Carl Schmitt, en su Teología Política, acuña una definición, que se ha hecho punto central de la discusión en filosofía política, del soberano afirmando: es quien decide sobre el estado de excepción (2009:13). En el estado de excepción el soberano concentra toda la soberanía, que podía residir en otros ámbitos en situación de normalidad política. La pregunta que brota en esta situación es: ¿puede prolongar el estado de excepción sus tentáculos más allá de este tiempo interrumpido por la pandemia? Aquello que se nos presenta como excepcional y provisorio, ¿acabará convirtiéndose en una técnica habitual de gestión de los gobiernos?; ¿podríamos hablar de una suerte de estado de excepción permanente? Para algunos autores el estado de excepción viene siendo paradigma de gobierno desde hace años (Agamben, 2003) y se hace especialmente preocupante en la actualidad.

Esta realidad no es nueva. En el año 2016 escribían Julio Díaz y Carolina Meloni un texto, que parece un análisis sociológico de la actualidad más que una reflexión filosófica abstracta:

El fantasma de la enfermedad se hace presente y, con él, los dispositivos inmunitarios invaden todos los planos de lo social. Cuando el flagelo azota, las barreras profilácticas se vuelven imprescindibles: fronteras, cuarentenas, guetos, estado de excepción, militarización de la zona y control policial extremo son algunos de los dispositivos que van configurando el imaginario de nuestra nueva civilización y de la gestión que hacemos del peligro. La peste, recordaba Foucault, trajo consigo la creación del aparato policial para mantener el orden y la salud del tejido social. Las amenazas de las nuevas epidemias han originado una nueva policía más capilar y porosa. Se trata de combatir el contagio tanto del cuerpo individual como del social. Se vigila, observa, controla y aísla la amenaza interna a través del cercamiento y la compartimentalización de lo real (Díaz & Meloni, 2016:83).

En el imaginario ciudadano parece asentarse, con cierta naturalidad, la idea de que en tanto más cedamos nuestra libertad, más ágil y eficiente será la batalla contra el coronavirus. Ponemos a los gobiernos asiáticos como ejemplo de gestión eficiente, aunque puedan estar en duda ciertos criterios democráticos, como afirma Chul Han. La monitorización digital y analógica se presenta como modelo de gestión en tiempos de excepción. Medidas de vigilancia antiterrorista son aprobadas en algunos estados para hacer seguimiento a los pacientes de coronavirus aduciendo el estado de excepción. Vigilancia que ya no se modula únicamente sobre comportamientos, sino sobre emociones también. La prioridad es salvar vidas y, para conseguir dicho fin, es necesario desprenderse de ciertos ámbitos de protección de nuestra libertad.

Pero no solo cedemos nuestra libertad. También consentimos, en nombre de la vida, la expulsión y el desprecio por algunas vidas que no merecen ser preservadas. En el momento en que la vida se convierte en el valor por excelencia, el valor absoluto, al cual cualquier otro debe estar subordinado, se puede pensar que también el sacrificio de una porción de vida pueda ser necesaria para el desarrollo de este valor (Esposito, 2009:136). En nuestro Estado, hemos conocido como bajo el precepto de salvaguardar la vida, hemos despreciado la vida de muchas personas mayores que no han merecido ser lloradas.

La política se está encontrado con sus límites en los confines de la pandemia. El confín nos sitúa en el límite, la frontera y la ambigüedad. Sin embargo, es en esta tierra de nadie dónde podemos resignificar la política en estos tiempos de incertidumbre. El horizonte de la pandemia nos impulsa a la necesidad de preguntarnos por ese ámbito del nosotros que llamamos política.
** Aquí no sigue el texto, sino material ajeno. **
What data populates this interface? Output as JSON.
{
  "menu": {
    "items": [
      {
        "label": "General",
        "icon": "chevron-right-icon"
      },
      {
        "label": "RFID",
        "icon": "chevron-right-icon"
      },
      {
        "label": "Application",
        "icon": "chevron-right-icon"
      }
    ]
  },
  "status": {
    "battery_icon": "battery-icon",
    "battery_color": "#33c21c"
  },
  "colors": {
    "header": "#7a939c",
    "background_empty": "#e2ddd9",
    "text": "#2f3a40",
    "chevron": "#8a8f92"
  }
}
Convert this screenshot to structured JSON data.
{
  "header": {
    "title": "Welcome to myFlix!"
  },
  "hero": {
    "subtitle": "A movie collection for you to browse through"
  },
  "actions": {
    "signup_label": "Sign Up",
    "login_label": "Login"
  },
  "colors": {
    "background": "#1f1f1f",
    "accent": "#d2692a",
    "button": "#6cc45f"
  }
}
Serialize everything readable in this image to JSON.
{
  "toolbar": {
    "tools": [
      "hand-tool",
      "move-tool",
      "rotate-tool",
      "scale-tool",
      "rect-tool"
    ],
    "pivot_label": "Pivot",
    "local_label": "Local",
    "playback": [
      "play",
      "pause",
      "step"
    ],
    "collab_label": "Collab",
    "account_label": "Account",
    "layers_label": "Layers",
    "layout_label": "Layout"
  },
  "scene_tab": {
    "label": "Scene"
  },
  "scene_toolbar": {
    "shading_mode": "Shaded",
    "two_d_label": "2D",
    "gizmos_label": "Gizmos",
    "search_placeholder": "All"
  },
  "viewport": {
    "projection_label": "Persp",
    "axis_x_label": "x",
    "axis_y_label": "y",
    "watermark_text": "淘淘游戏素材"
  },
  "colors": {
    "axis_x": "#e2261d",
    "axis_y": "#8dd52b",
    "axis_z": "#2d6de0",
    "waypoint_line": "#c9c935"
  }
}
Este nosotros, no acabamos de resolver si se ha consolidado en estos tiempos excepcionales o, más bien se ha debilitado. Para algunos autores, el miedo disuelve el nosotros. El estado de excepción difumina el nosotros gravemente.

El virus nos aísla e individualiza. No genera ningún sentimiento colectivo fuerte. De algún modo, cada uno se preocupa solo de su propia supervivencia. La solidaridad consistente en guardar distancias mutuas no es una solidaridad que permita soñar con una sociedad distinta, más pacífica, más justa (Chul Han).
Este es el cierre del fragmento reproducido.